Taking the dey’s hint, he’d decided to go to sea himself. Serpent had provisioned over the next several days and then weighed before first light, Zabana being anxious to be away from port, away from his garden, as the dey had said. In truth, it felt good to be at sea again. He had his beheading cart, and it pleased him to see the fear that it caused in the crew’s eyes.
Zabana was neither short nor tall, with black hair and beard and the dark looks of a gypsy. His eyes were hooded, making him seem as if he was almost asleep. But, in fact, he was always alert, his mind constantly weighing options and risks and consequences, seeing life in three dimensions. He had a notoriously short temper and turned violent quickly, and yet he spoke in a barely audible voice, perhaps to conceal his lisp.

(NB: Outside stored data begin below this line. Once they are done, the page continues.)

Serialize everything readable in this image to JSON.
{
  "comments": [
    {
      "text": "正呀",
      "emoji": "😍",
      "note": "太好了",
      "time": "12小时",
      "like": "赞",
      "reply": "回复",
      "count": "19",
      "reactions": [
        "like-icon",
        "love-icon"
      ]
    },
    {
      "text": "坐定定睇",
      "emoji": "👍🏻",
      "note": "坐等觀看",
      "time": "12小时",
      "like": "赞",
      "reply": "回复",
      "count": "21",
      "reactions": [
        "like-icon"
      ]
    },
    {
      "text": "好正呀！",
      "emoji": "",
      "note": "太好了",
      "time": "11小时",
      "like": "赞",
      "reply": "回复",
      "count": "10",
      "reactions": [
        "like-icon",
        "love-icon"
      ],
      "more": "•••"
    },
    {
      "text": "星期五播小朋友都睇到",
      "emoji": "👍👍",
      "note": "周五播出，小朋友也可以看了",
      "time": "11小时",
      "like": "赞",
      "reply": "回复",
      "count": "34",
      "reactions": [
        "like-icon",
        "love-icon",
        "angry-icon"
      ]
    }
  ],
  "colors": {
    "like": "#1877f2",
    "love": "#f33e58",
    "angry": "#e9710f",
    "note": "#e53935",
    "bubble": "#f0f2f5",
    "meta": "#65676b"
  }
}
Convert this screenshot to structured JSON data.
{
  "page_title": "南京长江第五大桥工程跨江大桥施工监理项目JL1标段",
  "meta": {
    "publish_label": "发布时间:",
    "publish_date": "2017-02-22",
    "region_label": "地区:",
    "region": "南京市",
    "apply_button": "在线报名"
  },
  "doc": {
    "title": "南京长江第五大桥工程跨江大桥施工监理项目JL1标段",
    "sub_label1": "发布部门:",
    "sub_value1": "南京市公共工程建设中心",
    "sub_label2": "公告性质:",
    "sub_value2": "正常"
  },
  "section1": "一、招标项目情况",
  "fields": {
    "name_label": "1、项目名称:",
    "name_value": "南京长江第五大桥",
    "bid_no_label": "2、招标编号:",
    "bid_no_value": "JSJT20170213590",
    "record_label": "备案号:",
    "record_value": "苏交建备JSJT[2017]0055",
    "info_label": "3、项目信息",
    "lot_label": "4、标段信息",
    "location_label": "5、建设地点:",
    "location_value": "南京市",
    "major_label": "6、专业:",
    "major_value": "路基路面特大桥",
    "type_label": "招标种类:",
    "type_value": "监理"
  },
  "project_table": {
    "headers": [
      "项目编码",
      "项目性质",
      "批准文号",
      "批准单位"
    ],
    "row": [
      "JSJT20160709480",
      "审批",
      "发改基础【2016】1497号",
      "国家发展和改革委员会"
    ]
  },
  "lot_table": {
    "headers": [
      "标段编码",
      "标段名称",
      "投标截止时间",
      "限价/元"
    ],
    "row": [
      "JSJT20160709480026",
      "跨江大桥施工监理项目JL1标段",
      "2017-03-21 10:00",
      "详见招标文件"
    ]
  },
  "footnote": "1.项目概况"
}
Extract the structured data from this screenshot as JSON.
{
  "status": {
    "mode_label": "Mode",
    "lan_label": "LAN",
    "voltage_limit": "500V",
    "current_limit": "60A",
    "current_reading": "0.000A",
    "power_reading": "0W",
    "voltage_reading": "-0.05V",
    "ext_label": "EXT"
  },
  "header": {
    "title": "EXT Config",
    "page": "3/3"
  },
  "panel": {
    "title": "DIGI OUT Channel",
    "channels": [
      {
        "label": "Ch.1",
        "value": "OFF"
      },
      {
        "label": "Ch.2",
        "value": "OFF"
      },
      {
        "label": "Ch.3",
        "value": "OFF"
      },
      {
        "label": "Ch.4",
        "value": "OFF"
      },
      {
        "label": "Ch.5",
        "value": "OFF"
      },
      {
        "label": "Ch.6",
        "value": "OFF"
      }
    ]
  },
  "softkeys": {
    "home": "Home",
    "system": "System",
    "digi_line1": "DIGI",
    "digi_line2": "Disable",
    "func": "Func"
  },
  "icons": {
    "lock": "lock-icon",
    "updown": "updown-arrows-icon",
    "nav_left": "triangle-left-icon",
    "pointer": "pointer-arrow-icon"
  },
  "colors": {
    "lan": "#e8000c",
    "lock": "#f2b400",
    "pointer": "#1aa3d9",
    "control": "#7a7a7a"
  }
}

He said as little as necessary to command the ship; and those who did not strictly obey his orders were punished with the loss of a finger. A worse offense meant castration. And there was always beheading as the final punishment.
With luck, Zabana would return home with prizes in tow. He thought of the admonition he’d sent forth to all his corsairs: don’t come back without a prize. He wanted his captains to be afraid for their lives. Or their fingers. Or something else.